Уверенные руки направляли поток вертолетов, которые поднимались и опускались на палубу «Фреи» всю ночь; вертолеты доставили Гарри Веннерстрема, который хотел проинспектировать свой корабль, а также команду швартовиков. Оператор насосных установок нашел запасные предохранители и восстановил работоспособность своего оборудования. Нефть перекачали из одного полного танка в тот, из которого она была слита за борт, для того, чтобы восстановить равновесие, все клапаны были закрыты.
Пока капитан спал, первый и второй помощники обследовали каждый дюйм «Фреи» от носа до кормы. Главный механик облазил все свои двигатели, проверил все их системы для того, чтобы убедиться, что ничего не повреждено.
Ночью буксиры и корабли противопожарной службы начали распылять раствор эмульгатора на том участке моря, где все еще плавали остатки разлитой нефти, хотя большая часть нефтяного пятна сгорела в быстром адском пламени, созданном магниевыми снарядами капитана Мэннинга.
Незадолго до рассвета капитан Тор Ларсен проснулся, главный стюард помог ему одеться в полную форму капитана дальнего плавания «Нордил Лайн» – на этом настоял сам Ларсен. Он осторожно засунул забинтованную руку в рукав кителя с четырьмя золотыми кольцами, затем вновь повесил ее на перевязи.
В 8 часов утра он стоял рядом со своими первым и вторым помощниками на капитанском мостике. Здесь же были оба лоцмана из диспетчерской службы Мааса, старший лоцман держал в руках свою собственную навигационную систему – «коричневую коробочку».
К удивлению Тора Ларсена, море к северу, югу и западу от него было заполнено кораблями. Там были траулеры, пришедшие из Хамбера и Шельды, рыбаки, добравшиеся из Сент-Мало, Лорента, Остенде и от берегов Кента. Флаги дюжины торговых судов перемешались со штандартами боевых кораблей пяти стран НАТО, все они стояли теперь в радиусе трех миль и далее от «Фреи».
В две минуты девятого гигантские винты «Фреи» взвихрили воду, а массивная цепь подняла со дна якорь. Позади кормы появились водовороты вспененной воды.
В небе над ними кружили четыре самолета с телевизионными камерами на борту, которые показывали всему миру, как морская богиня отправляется в путь.
Волна, создаваемая танкером, становилась все больше, на нок-рее порывом ветра расправился флаг с изображенным на нем шлемом викинга, и в этот момент, приветствуя начало его движения, Северное море взорвалось разнообразными звуками. Раздались слабые свистки, оглушительный рев и леденящее душу уханье, которые эхом отдавались, проносясь над поверхностью моря, когда капитаны сотни маленьких и больших судов – от безобидных до несущих смерть – отдали «Фрее» традиционное морское приветствие.
Тор Ларсен посмотрел сначала на запруженное судами море, затем на пустой фарватер, ведший к Евробую номер 1, повернулся к ожидавшему указания голландскому лоцману и сказал:
– Господин лоцман, пожалуйста, прокладывайте курс в Роттердам.
В воскресенье 10-го апреля в зале Св. Патрика Дублинского замка к огромному трапезному столу из мореного дуба, который специально доставили для этой церемонии, одновременно приблизились два человека, сразу же занявшие свои места. Установленные на галерее менестрелей телекамеры фиксировали все происходившее за залитым ярко-белым светом софитов столом и отправляли изображение по всему миру.

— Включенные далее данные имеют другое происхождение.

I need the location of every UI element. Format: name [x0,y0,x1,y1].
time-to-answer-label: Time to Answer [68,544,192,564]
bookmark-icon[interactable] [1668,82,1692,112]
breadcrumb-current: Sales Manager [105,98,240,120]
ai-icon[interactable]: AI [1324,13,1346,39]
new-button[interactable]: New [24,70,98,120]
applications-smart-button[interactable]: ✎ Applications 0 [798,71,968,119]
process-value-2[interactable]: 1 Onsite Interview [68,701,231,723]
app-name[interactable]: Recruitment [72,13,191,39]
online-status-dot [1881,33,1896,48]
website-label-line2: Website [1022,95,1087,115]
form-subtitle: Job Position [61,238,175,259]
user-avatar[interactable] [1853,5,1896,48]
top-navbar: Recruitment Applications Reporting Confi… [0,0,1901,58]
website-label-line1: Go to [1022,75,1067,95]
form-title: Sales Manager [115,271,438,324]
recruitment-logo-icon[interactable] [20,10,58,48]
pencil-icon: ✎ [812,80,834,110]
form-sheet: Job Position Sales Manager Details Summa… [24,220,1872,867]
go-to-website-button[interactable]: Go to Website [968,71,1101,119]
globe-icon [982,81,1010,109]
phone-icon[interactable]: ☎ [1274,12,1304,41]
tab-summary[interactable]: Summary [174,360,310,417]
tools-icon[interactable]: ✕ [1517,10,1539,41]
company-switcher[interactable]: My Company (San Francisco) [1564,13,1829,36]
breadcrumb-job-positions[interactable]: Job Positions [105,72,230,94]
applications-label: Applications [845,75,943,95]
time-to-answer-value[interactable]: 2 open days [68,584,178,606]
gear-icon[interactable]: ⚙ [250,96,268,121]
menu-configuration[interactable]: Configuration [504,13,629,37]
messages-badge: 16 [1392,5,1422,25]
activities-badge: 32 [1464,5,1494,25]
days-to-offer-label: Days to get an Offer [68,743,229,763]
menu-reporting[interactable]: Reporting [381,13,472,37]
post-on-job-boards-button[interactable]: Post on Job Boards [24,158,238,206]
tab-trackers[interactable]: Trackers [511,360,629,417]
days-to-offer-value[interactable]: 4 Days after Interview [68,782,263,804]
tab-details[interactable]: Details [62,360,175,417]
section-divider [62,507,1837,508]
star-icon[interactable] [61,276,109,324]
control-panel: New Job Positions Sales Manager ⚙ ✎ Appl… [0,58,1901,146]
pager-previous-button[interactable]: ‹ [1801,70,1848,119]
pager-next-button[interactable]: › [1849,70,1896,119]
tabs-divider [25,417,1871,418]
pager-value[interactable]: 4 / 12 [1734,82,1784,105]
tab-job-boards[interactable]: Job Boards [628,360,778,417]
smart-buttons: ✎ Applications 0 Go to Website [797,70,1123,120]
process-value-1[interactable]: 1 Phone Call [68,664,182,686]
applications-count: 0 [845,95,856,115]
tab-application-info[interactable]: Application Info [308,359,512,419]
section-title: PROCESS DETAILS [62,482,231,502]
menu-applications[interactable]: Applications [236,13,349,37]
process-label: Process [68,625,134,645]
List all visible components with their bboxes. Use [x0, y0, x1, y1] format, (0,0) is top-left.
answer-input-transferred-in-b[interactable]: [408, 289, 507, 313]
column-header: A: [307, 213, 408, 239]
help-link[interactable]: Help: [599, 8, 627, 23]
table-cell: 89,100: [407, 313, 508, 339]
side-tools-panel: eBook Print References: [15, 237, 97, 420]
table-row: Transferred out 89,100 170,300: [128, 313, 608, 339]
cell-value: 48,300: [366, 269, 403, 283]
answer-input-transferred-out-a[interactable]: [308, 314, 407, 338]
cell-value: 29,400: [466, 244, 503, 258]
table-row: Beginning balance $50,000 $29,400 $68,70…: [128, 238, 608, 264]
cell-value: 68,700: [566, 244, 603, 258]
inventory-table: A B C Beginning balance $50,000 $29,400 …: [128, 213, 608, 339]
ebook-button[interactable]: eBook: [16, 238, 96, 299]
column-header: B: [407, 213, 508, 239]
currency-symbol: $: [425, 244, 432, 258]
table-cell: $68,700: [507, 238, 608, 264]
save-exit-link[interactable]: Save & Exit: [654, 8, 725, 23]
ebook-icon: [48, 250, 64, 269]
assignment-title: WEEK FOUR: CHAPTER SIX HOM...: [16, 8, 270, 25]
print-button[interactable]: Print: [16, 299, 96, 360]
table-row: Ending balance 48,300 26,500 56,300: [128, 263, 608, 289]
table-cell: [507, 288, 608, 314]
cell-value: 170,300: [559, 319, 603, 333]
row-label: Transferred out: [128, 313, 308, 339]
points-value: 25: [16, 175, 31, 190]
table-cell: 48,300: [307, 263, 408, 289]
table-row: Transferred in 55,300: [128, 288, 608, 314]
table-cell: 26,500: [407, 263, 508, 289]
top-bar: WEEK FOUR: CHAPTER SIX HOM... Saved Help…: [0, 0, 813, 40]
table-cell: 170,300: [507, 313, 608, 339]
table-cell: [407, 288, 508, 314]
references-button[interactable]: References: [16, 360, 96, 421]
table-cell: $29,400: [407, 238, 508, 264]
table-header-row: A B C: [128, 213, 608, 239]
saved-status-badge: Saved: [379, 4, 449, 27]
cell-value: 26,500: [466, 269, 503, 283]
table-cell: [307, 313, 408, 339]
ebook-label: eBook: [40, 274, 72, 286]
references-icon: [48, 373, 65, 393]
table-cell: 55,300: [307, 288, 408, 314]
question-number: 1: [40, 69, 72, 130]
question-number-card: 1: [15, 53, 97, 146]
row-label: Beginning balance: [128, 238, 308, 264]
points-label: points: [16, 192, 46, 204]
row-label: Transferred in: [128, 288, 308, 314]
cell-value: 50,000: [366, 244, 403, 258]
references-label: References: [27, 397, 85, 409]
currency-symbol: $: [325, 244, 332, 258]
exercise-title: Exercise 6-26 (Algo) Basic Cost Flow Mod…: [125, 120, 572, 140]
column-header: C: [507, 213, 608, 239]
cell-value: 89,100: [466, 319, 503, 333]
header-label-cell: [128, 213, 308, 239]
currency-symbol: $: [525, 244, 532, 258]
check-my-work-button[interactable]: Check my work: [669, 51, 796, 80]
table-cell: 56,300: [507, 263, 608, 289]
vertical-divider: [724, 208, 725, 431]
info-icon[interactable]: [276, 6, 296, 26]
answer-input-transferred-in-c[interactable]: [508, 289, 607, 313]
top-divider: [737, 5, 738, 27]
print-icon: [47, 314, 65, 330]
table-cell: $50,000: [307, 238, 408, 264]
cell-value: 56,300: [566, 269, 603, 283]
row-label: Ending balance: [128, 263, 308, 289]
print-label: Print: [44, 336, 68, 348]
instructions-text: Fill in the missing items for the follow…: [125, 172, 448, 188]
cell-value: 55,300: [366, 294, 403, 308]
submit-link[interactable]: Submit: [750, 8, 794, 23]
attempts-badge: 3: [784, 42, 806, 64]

Дмитрий Рыков тщательно нацарапал свою подпись от имени Советского Союза на обеих копиях Дублинского договора и передал обе папки, обтянутые красной марокканской кожей, Дэвиду Лоуренсу, который поставил подпись за Соединенные Штаты.
Через несколько часов первые зерновозы, стоявшие на рейдах Мурманска и Ленинграда, Севастополя и Одессы, двинулись в рейс через океан, а неделю спустя первые боевые подразделения, расквартированные вдоль «железного занавеса», стали оттягивать свои вооружения от отмеченной колючей проволокой линии соприкосновения.
В четверг 14-го обычное заседание Политбюро, проходившее в здании Оружейной палаты Кремля, оказалось далеко не обычным.
Последний человек (им был Ефрем Вишняев), который собирался войти в зал заседаний, был ненадолго задержан майором кремлевской охраны. Когда он прошел сквозь дверной проем, то отметил, что лица всех одиннадцати собравшихся были повернуты к нему. Максим Рудин сидел, как и всегда, в центре Т-образного стола, вдоль его продольной части с каждой стороны стояли пять стульев и все они были заняты. Свободен был только один стул в дальнем конце – в торце стола, лицом ко всем остальным.
Ефрем Вишняев апатично подошел к этому месту, выделенному для штрафников: это было его последнее заседание Политбюро.